All this seemed very funny to the Britishers, and they cracked many a quip and joke at our expense, as I guessed by the roars of laughter which could be heard so long as we were within earshot.
Darius came on deck once we had filled away; but he kept his hat pulled well down over his face as he walked aft from the main-hatch, and when he had taken the tiller I asked:
"What were you afraid of that you kept under cover so close?"
"It was a mighty snug shave, lad," he replied with a long indrawing of the breath. "I knew one of the men on the forecastle deck, 'cause I was shipmate with him on the privateer Honest Ben, when Joshua Barney was in command. I'm not sayin' that he'd given me away; but I feared he might sing out on seein' me."
"What is his name?"
"Bill Jepson. He's a Baltimore man; but whether he's there owin' to fallin' in with a press-gang, or on account of his own free will, it's hard to say, though I never believed Bill would willingly have served the king."

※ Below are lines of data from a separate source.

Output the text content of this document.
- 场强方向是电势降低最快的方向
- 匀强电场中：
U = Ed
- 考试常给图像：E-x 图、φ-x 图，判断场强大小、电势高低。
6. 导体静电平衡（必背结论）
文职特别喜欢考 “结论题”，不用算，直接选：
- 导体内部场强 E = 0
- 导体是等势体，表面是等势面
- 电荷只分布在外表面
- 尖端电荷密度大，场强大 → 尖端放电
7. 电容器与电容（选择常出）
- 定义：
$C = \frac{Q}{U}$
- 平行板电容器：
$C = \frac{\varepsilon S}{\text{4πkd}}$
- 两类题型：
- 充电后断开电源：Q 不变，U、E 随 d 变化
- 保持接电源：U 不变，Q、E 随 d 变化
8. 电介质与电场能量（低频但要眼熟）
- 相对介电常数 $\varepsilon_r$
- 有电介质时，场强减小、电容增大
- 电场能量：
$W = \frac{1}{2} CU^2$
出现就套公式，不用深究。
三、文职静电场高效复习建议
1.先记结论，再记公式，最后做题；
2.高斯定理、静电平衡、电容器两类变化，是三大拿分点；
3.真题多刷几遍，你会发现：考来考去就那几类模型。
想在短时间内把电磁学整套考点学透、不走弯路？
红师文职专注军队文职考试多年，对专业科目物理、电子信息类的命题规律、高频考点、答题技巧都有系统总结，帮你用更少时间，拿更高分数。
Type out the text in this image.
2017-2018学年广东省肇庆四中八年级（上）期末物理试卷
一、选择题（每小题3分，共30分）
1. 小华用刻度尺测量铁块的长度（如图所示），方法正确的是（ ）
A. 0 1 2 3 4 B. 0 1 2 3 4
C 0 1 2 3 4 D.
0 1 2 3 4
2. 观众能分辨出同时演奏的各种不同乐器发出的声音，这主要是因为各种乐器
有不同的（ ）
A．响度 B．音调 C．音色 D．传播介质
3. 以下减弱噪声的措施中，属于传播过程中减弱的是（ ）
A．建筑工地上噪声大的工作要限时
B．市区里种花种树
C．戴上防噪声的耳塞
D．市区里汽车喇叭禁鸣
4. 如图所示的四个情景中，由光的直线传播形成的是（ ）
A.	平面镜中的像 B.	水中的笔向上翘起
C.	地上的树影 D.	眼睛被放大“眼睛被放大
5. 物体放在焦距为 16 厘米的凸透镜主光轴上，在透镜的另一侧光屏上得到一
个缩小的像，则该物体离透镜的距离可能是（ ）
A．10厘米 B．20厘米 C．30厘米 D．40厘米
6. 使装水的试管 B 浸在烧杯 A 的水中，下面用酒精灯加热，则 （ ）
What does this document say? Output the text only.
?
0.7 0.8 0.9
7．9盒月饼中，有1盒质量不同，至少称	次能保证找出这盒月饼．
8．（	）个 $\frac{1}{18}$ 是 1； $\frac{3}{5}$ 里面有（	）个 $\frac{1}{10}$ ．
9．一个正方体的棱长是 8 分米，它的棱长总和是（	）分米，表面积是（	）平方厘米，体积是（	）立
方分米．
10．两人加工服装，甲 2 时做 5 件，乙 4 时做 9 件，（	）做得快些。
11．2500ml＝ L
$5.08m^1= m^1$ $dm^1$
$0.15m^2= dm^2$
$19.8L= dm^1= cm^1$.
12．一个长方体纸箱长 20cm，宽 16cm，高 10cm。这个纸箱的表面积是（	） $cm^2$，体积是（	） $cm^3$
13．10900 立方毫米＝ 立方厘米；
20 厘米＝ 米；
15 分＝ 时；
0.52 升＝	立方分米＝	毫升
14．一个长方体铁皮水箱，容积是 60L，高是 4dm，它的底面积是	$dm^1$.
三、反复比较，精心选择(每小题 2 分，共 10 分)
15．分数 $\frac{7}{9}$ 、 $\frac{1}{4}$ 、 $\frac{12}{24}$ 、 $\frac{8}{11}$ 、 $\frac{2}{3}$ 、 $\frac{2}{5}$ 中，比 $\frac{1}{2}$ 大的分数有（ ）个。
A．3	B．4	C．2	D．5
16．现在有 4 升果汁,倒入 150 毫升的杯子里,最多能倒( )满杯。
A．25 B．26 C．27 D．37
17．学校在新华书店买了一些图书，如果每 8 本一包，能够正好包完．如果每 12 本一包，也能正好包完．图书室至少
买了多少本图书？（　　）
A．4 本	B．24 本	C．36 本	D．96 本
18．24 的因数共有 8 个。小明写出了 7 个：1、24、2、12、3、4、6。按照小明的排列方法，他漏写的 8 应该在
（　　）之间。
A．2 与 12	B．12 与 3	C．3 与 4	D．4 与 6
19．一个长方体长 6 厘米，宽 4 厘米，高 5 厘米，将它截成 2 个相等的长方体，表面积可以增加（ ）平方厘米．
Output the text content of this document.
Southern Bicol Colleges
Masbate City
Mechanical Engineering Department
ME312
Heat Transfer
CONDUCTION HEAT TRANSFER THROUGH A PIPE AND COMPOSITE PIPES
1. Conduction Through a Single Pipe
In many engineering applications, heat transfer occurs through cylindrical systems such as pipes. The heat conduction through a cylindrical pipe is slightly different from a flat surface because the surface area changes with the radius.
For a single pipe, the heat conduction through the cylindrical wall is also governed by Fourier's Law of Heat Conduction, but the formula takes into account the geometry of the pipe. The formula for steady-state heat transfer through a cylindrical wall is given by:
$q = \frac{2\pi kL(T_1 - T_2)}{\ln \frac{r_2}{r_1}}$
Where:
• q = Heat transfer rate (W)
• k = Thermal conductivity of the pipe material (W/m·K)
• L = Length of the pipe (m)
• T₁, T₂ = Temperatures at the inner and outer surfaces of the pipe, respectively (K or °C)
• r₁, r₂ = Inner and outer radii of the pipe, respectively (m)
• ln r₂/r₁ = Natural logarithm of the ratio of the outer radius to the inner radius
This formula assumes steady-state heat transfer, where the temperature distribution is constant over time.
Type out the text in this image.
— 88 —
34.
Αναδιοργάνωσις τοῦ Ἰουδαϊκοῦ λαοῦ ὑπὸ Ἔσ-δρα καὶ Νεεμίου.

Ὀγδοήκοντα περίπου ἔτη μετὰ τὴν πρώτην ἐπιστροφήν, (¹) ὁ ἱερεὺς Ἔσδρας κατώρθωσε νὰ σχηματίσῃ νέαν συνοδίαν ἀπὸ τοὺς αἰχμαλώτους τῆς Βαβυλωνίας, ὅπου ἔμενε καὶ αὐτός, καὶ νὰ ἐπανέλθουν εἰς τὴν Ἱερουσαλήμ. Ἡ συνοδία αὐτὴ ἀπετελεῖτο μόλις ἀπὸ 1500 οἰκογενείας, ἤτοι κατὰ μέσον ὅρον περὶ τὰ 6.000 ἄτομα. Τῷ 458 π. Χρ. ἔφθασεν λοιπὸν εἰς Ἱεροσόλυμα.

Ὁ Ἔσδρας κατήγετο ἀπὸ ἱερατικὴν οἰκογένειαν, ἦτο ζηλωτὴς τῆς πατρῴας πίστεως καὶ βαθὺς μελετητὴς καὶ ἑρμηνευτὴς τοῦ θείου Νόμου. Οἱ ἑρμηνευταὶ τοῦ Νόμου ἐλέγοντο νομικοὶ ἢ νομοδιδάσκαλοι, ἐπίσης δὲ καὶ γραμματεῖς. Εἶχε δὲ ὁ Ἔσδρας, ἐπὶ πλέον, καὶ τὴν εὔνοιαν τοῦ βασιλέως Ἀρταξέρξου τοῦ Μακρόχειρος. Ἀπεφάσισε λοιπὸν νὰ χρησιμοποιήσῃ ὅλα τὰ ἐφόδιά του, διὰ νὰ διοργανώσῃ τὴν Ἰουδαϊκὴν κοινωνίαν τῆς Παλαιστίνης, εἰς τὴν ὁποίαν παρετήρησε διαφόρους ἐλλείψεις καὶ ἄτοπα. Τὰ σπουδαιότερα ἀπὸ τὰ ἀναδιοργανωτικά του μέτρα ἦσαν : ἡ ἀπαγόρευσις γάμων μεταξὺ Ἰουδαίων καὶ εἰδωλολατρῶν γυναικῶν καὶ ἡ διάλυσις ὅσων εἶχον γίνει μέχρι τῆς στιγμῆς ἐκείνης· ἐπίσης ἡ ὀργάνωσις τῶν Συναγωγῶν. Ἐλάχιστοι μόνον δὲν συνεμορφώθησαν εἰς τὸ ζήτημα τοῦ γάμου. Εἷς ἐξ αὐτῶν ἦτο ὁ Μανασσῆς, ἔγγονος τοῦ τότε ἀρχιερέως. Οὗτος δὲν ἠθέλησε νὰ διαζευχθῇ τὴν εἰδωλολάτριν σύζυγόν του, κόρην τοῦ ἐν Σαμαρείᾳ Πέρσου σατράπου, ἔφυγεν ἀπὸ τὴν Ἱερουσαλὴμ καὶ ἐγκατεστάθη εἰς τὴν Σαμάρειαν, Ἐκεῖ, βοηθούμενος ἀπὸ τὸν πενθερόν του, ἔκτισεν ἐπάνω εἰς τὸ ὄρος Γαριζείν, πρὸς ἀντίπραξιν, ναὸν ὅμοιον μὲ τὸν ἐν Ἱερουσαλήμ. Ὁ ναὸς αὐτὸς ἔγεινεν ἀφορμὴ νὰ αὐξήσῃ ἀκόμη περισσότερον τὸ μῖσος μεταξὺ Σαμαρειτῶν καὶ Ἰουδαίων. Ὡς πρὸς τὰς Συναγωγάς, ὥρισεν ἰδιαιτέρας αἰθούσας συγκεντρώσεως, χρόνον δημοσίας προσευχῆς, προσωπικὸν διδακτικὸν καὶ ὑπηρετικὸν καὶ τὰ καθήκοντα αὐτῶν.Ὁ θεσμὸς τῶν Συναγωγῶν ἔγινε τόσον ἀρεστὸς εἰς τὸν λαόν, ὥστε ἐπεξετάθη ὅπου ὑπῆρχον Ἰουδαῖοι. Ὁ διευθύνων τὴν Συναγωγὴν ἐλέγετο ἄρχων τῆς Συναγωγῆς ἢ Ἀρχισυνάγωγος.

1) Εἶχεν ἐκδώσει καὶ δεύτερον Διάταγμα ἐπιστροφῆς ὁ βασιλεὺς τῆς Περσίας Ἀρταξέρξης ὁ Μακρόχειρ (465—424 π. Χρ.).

"He wants you to be to the eastward of the Tangiers this night," I said, and the old man started as if he had been struck by a bullet.
"How do you know, lad?"
Then I told him when the sailor had had speech with me, and again repeated the message.
"That shows as how poor Bill was pressed into the service," Darius said sympathetically, "an' now he's countin' that an old shipmate will lend a hand."